Inside the practice of a queer and posthumanist art therapist
Queer, as I use it, is not just who we love. It is a way of standing slightly askew from the rules that try to straighten us. Queer refuses either/or boxes, and welcomes the messy, living space where identity is always becoming. It is the courage to invent new ways to speak, live and thrive when the old scripts do not fit.
Posthumanist means more than human. It notices that our lives are braided with Country, ancestors, animals, materials, rivers and weather. It loosens the grip of human-centred, one size fits all models, and lets the studio become a meeting place for all these relations. This outlook helps us soften hard borders like human or nonhuman, man or woman, science or spirit, West or Indigenous.
Together, queer and posthumanist lenses serve a social justice project. They help me challenge dominant stories in therapy that can sideline non-white bodies, women, gender diverse and neuro-nontypical folks. I draw on a transformative research and practice stance that centres voices at the margins and examines how power shapes what gets called “truth”.
This is why I work in the “third space”. Think of it as a creative borderland where old binaries soften, and new possibilities appear. In this in between, we explore self and other, trauma and healing, Western and Indigenous, as fluid conversations rather than fixed walls. Artmaking is our passport there.
In practice, what does that look like?
We adopt a gentle “not knowing” posture. Instead of forcing your story to fit a manual, we let images, gestures and materials lead. Power becomes shared, curiosity does the guiding.
We welcome the more than human. Paper bark, thread, clay, wind through the window, a childhood talisman, the gum outside the room, may all take part in meaning making. These are not decoration, but relationship entangled with the more than human.
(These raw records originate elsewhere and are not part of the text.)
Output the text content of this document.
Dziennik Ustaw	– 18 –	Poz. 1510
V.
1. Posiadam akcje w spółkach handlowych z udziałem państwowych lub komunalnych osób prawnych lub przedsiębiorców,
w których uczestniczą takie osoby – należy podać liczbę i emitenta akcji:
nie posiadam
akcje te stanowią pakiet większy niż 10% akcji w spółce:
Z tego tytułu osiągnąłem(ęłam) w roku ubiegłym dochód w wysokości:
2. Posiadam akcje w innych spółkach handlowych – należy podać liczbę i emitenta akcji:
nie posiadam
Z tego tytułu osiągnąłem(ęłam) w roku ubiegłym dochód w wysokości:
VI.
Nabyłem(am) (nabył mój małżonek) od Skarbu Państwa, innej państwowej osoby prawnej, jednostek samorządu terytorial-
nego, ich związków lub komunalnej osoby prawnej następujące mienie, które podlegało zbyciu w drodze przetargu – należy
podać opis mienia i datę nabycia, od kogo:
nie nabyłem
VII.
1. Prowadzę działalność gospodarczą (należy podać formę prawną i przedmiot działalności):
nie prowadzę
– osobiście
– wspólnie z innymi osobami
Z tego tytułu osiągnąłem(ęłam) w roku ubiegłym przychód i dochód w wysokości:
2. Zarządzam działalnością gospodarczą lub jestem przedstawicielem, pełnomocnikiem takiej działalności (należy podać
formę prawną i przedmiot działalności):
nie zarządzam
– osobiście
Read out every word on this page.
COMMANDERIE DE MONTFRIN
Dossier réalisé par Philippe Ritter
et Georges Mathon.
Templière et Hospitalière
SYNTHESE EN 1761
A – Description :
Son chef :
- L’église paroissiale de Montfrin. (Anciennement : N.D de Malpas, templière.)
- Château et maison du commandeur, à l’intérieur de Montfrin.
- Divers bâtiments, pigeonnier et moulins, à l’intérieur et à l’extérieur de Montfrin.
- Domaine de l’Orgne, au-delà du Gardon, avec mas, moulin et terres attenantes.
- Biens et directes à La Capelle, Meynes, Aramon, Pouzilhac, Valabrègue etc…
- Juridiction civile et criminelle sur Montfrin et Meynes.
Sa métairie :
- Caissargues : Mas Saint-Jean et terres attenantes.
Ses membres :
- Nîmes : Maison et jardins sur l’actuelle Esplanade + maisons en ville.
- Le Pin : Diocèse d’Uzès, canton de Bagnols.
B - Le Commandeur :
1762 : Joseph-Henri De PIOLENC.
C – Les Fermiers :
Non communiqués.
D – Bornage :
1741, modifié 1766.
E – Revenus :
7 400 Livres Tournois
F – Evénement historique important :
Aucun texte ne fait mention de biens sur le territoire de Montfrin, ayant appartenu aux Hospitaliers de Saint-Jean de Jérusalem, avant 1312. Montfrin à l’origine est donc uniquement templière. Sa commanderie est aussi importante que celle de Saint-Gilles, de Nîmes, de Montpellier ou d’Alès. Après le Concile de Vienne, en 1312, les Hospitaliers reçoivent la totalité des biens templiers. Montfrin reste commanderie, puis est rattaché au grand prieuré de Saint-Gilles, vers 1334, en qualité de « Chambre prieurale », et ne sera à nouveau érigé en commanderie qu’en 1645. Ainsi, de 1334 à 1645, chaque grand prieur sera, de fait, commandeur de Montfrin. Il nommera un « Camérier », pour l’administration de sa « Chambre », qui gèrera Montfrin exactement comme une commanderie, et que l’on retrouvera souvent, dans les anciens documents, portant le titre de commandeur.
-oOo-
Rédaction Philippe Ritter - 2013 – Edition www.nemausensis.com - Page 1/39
We hold diagnostic language lightly. The manuals have their uses, yet they cannot capture our hauntings, our myths, or the sacred that moves through grief and awe. Art lets those speak, and be soothed, without being reduced or flattened.
We honour culture and Country. My own practice is a decolonial gesture, returning to my mother’s lineages and the more than human world we belong to, and inviting you to root into yours.
If you imagine therapy as a house, queer and posthumanist art therapy opens extra rooms, and a garden gate. We do not force you to sit beneath one bright light at a single desk. We wander together, sometimes barefoot on the grass, sometimes at the kitchen table, sometimes out under the stars. In those places, images arrive with their own wisdom, and healing can take a shape that truly fits you.